Parece que cicatriza, de Miguel Sanfeliu

«En cada uno de nosotros camina, llevando el paso con el que somos, el que quisiéramos ser», dice un personaje de Juan Marsé. Todos creemos que esta verdad nos afecta sólo a nosotros, y sin embargo es compartida al menos por esa inmensa mayoría de personas que no llegan a cumplir sus sueños de juventud pero tampoco dejan de seguir alimentándolos casi en secreto como una manera de permanecer amarrados en el puerto seguro de la realidad que conocen desde siempre. Es la gente que viene al Loser y se acoda en la barra y le cuenta o no algún episodio de su vida al barman. Entre ellos podría haber estado alguna vez Roberto Ponce, el protagonista de Parece que cicatriza, la primera novela de Miguel Sanfeliu, quien después de practicar la distancia corta en tres notables libros de relatos (Anónimos, Los pequeños placeres y Gente que nunca existió) se aventura ahora en el medio fondo narrativo con una historia intimista donde el anhelo de llegar a merecer una vida excitante ligada a la literatura es casi ahogado completamente por una insoslayable madurez rutinaria, y donde los hilos del humor se entretejen con los de la melancolía, la nostalgia, la tragedia o la contemplación siempre asombrada, generación tras generación, del cómo se pasa la vida.
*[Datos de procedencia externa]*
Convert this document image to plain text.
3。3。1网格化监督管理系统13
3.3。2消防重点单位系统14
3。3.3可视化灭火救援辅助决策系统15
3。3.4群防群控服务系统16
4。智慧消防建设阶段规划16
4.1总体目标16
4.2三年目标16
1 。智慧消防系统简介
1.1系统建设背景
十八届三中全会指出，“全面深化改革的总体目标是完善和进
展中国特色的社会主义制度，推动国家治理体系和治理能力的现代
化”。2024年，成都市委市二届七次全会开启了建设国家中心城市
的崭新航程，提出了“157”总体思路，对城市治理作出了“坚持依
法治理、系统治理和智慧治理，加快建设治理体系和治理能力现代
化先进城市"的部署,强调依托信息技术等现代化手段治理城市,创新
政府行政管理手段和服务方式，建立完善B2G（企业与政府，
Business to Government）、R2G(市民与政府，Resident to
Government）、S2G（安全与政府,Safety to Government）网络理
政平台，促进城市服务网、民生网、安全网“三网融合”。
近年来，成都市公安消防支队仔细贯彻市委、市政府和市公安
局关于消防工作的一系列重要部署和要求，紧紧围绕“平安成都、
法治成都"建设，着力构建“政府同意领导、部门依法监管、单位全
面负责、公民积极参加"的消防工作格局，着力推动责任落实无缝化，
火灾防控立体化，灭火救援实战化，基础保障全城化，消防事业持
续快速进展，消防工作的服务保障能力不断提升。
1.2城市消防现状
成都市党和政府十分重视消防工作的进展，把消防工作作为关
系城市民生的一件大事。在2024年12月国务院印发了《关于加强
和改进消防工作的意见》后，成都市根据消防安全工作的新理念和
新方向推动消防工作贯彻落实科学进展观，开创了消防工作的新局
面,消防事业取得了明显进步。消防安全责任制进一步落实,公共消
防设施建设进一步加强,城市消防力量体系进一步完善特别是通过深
Parece que cicatriza posee una sutil configuración de simetrías, en virtud de la cual ciertos personajes o circunstancias argumentales aparecen y reaparecen, más o menos modificados por el paso del tiempo, en distintas partes del libro (un concierto en una plaza de toros, un cuadro de una mujer solitaria, un desconocido dibujante sin nombre). Está estructurada en dos partes, con un breve inicio y un breve epílogo. La primera de esas partes, escrita acertadamente en primera persona, alcanza pleno sentido a medida que avanza la segunda, escrita, no menos acertadamente, en tercera: el barrio vagamente bohemio en el que un joven Roberto Ponce de diecinueve años se propone escribir y publicar, en el plazo de un año, una novela de éxito; la cofradía de náufragos del arte y de las letras a los que se vincula (un pintor loco encadenado infructuosamente a su vocación, un mal poeta inédito que acaba abriendo una taberna llamada «El Cubo de la Basura», un modesto cantautor callejero que no duda en traicionarse a sí mismo para medrar en la música); la desigual relación que mantiene con una prostituta, él tan ingenuo y enamoradizo, ella tan cara; el whisky barato y la cerveza para el desayuno y el mazo de folios casi sin usar, los tiempos muertos que le dedica a devanarse los sesos tratando de encontrar una idea sobre la que escribir, o a pasear, que son más prolongados que los que dedica a devanarse los sesos pero no tanto como los que le ocupan en maldecirse por su causa (este Roberto hace pensar en aquel escritor de páginas en blanco del que habla Don DeLillo, que escogía las palabras del mismo color del papel en que las escribía): esa parte, en fin, que se refiere a un periodo esperanzador de su pasado, establece los recuerdos a los que volverá años después, convertido ya en un hombre casado, en un oficinista más o menos atrapado en esa vida anodina que tan decididamente quería evitar, una vida llena de ese tiempo sin relieve del que escribió Luis Landero en Hoy Júpiter: tiempo «que no interesa ni al pensamiento ni a la acción, tiempo no vivido con singularidad, tiempo gris, donde la costumbre hace por adelantado el trabajo que es propio del olvido».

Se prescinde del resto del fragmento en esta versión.